Une longue et bien méditerranéenne histoire du sacrificiel est là pour servir cette idéologie du martyre. L’agneau
devient (redevient ?) l’agneau du sacrifice, celui qui dans la fable plus ancienne, celle d’Abraham, vient se
substituer à Isaac (ou à Ismaïl), comme pour signaler la fin de sacrifices humains. Triste retournement, ce sont toujours des
humains, et même des enfants, qui sont assassinés (il ne faut plus dire sacrifiés), sans que rien ne vienne s’y
substituer. Logique sinistre, utilisée de deux côtés, d’ailleurs. Par où l’on revient à la « guerre des mémoires
» évoquée dans notre article Devoir de mémoire, droit à l’oubli : Qui a commencé ? Qui a versé le premier sang
? Quel peuple a été persécuté, chassé, déporté le premier ? Qui était là avant ? A qui appartenait la terre ? Et puis,
qui a raté le premier des chances de la paix?

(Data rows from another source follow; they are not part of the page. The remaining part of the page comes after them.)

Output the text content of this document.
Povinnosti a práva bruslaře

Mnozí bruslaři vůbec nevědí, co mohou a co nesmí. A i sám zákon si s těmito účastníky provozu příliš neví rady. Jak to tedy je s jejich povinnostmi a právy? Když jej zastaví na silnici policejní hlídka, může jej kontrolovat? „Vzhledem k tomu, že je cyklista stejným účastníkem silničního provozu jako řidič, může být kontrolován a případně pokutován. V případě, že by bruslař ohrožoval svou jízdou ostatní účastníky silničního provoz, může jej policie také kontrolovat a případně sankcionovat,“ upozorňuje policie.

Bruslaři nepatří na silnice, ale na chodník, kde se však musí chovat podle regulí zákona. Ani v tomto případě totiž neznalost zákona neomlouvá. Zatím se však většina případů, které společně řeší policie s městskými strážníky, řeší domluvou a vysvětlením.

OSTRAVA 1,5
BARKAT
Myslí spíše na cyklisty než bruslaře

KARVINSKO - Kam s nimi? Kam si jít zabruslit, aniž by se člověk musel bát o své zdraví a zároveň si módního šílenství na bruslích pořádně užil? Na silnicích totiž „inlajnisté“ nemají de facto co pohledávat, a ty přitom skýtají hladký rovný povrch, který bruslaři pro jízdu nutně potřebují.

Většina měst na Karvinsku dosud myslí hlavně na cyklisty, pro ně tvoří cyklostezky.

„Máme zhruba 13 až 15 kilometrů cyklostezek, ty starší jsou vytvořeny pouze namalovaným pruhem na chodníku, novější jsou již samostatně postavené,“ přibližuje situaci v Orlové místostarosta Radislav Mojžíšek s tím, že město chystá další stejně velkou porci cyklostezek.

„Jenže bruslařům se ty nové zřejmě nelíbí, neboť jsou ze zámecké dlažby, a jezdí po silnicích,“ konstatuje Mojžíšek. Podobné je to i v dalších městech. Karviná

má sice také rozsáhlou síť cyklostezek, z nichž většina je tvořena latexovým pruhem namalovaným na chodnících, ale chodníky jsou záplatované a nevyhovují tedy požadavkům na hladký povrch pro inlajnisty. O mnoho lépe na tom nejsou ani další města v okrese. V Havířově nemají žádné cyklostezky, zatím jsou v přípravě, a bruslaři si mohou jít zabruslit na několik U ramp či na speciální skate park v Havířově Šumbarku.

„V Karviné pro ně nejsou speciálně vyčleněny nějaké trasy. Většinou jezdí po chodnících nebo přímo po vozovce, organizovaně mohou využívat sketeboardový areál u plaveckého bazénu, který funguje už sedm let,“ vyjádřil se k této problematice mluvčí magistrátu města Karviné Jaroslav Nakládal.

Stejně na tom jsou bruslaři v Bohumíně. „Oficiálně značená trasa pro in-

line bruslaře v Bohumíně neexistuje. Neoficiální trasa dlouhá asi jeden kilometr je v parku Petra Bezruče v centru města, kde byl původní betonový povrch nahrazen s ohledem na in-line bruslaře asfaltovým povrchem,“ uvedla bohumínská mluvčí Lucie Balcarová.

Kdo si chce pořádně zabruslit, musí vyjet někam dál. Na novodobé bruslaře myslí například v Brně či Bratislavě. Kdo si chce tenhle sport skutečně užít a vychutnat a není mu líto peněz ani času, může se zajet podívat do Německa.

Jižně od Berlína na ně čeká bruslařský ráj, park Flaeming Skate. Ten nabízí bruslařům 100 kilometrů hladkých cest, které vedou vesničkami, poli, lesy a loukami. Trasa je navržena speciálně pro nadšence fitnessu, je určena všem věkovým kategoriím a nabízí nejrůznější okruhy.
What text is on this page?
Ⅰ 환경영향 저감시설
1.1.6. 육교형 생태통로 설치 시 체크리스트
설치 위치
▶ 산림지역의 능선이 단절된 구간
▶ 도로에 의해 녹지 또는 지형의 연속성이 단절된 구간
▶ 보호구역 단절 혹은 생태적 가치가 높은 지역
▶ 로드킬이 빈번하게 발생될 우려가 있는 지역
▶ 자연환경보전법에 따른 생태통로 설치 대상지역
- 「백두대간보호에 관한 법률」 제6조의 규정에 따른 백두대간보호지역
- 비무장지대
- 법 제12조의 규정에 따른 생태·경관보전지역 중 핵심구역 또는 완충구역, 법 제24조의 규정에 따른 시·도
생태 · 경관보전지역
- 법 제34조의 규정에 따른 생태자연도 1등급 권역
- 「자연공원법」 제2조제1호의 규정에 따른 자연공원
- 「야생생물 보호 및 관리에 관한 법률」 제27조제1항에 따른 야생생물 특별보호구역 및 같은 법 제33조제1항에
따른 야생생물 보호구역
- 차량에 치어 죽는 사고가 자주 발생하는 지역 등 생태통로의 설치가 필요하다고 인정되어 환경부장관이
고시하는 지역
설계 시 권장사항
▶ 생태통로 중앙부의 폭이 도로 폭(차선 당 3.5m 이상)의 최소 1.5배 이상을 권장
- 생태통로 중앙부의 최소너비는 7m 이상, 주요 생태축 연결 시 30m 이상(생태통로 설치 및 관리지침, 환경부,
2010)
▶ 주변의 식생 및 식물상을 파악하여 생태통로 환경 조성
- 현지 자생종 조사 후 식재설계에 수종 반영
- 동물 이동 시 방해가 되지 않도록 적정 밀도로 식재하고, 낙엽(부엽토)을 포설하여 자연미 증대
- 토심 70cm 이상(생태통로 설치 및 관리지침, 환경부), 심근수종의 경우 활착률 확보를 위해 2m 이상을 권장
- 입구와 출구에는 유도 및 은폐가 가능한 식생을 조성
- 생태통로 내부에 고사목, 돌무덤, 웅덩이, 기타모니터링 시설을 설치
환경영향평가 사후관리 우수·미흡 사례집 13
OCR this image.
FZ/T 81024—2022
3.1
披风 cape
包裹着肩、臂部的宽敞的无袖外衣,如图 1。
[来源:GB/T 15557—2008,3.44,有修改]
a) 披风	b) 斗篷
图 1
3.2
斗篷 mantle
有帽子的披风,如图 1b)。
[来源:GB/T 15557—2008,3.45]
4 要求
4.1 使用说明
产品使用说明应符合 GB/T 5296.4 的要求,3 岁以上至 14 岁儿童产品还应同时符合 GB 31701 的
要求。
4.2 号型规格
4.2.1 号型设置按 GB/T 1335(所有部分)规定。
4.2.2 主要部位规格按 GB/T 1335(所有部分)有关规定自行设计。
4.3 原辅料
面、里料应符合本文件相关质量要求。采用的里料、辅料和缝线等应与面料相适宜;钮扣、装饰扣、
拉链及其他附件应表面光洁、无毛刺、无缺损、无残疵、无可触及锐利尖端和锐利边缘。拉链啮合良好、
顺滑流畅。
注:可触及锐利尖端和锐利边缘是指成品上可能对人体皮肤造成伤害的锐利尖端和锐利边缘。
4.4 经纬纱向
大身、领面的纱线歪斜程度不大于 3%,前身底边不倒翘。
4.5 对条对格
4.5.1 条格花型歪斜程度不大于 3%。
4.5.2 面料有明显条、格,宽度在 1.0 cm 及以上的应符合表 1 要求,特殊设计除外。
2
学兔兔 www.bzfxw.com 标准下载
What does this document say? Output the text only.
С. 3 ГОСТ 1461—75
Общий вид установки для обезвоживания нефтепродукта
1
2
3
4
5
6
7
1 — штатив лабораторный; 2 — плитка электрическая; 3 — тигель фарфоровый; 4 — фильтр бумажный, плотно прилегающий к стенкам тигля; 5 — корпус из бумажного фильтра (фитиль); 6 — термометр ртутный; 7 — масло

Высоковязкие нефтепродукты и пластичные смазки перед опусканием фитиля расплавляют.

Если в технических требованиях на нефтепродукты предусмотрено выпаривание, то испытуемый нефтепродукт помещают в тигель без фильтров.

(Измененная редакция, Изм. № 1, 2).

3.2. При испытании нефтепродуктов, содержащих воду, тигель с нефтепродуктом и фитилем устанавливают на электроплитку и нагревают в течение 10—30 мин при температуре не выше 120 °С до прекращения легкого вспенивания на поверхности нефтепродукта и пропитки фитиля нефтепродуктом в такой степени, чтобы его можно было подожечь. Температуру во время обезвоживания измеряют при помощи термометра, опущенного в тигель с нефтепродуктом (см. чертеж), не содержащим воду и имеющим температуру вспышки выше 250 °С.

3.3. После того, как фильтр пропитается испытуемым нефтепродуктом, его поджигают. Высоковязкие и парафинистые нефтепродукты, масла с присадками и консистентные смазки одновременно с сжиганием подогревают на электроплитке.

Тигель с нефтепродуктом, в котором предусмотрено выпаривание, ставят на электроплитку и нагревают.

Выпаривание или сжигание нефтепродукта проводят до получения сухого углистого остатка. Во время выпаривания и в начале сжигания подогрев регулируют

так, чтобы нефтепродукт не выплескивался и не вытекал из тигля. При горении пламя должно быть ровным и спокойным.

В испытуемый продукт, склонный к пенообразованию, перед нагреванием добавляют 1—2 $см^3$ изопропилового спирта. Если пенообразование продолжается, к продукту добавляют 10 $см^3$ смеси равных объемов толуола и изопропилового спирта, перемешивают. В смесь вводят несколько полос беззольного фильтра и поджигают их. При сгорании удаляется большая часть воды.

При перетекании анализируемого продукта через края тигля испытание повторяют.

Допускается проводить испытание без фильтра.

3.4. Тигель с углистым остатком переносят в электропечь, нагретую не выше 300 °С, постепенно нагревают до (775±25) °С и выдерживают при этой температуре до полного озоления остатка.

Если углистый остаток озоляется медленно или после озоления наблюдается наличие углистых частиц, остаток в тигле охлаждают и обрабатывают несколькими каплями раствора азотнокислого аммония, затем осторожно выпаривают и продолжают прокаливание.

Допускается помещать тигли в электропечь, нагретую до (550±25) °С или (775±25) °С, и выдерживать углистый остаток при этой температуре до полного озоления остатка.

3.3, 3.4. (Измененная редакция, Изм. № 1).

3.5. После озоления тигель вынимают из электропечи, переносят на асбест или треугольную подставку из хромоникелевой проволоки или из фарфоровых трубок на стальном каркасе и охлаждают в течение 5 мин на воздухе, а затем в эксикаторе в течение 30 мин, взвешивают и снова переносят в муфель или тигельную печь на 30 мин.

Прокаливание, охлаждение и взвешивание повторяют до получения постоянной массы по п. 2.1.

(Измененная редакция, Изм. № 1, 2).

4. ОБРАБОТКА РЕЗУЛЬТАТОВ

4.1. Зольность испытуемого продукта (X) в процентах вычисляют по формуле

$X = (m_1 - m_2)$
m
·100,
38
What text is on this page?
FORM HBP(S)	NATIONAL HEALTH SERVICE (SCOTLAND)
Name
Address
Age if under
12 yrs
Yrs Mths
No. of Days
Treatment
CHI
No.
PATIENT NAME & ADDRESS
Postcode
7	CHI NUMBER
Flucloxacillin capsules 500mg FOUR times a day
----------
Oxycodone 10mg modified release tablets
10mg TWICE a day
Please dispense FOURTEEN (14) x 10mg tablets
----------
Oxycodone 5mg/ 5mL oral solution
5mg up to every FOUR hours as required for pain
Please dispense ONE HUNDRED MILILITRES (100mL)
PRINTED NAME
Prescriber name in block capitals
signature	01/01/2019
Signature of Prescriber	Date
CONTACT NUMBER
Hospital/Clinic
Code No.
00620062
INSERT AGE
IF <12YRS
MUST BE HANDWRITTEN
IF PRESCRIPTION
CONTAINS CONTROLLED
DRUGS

Qui a boycotté les négociations ? Qui a plus profité des ces échecs
?Or, tout sang versé est ancestral, tout ancêtre enterré, tout héros tombé sort du temps historique pour rejoindre le
temps mythique et son tombeau sort de l’espace profane pour rejoindre le sacré. Et le tout sort ainsi et bien vite
du champ de la raison. La violence mimétique, le désir et l’appel à la vengeance, attentats suicides, tirs dérisoires
de fusées pour provoquer des nouvelles attaques, des nouvelles victimes, de nouveaux martyres qui appelent des
nouvelles vengeances… ce n'est même plus un cercle vicieux ni une « spirale de la violence », c’est un
manège diabolique, une ronde macabre. Tout cela n’a pas la moindre apparence de quelque chose comme « la
raison du plus faible », que pourrait susciter un élan de solidarité, une intervention nette de L’ONU, ou même,
pourquoi pas, des sortes de brigades internationales.Bien sûr, ce serait différent si le peuple opprimé en question était
non-violent, raisonnable, démocrate et équilibré… S’il y avait plus de Martin Luther King, des
Mandela… Cela se passerait peut être à la façon sino-tibétaine… Est-ce mieux ? Mais surtout : comment
demander à un peuple spolié, encerclé, appauvri, affamé et même assoiffé, humilié, privé de droits, de territoire,
d’Etat, de souveraineté, de liberté et de dignité… comment lui demander d’être raisonnable,
patient, pacifique et juste ? Guerre d’intérêts (un pays qui n’était pas sans peuple donné à un peuple
sans pays), continuation permanente de la politique, − qui n’a jamais les moyens − par
d’autres moyens, logique de la vengeance, redoublée (et si c’était là la clé de notre impuissance ?) de
choc de civilisations ? Impossibilité de se comprendre, faillite du langage, ruine du logos. Nous ne trouvons donc pas
quoi opposer à cette logique infernale. Nos institutions, règles de droit, mécanismes de légitimité, instances de dialogue
et de débat international, nos valeurs, nos principes même, sont humiliées par cette ignominie. Nous ne savons pas «
quoi dire, quoi faire, quoi penser »… Prendre la plume, comme La Fontaine ? Mais des poètes, intellectuels, des
Edward Saïd, Mahmoud Darwich, Tahar Ben Jelloun, Amos Oz, Daniel Barenboïm, David Grossman, l’ont si bien
fait... sans grand écho. Les philosophes ? Pas grand-chose à se mettre sous la dent. Et cela peut-être par ce qui vient
d’être dit : ce satané choc de civilisations, cette démission de la raison et cet échec de l’humanisme.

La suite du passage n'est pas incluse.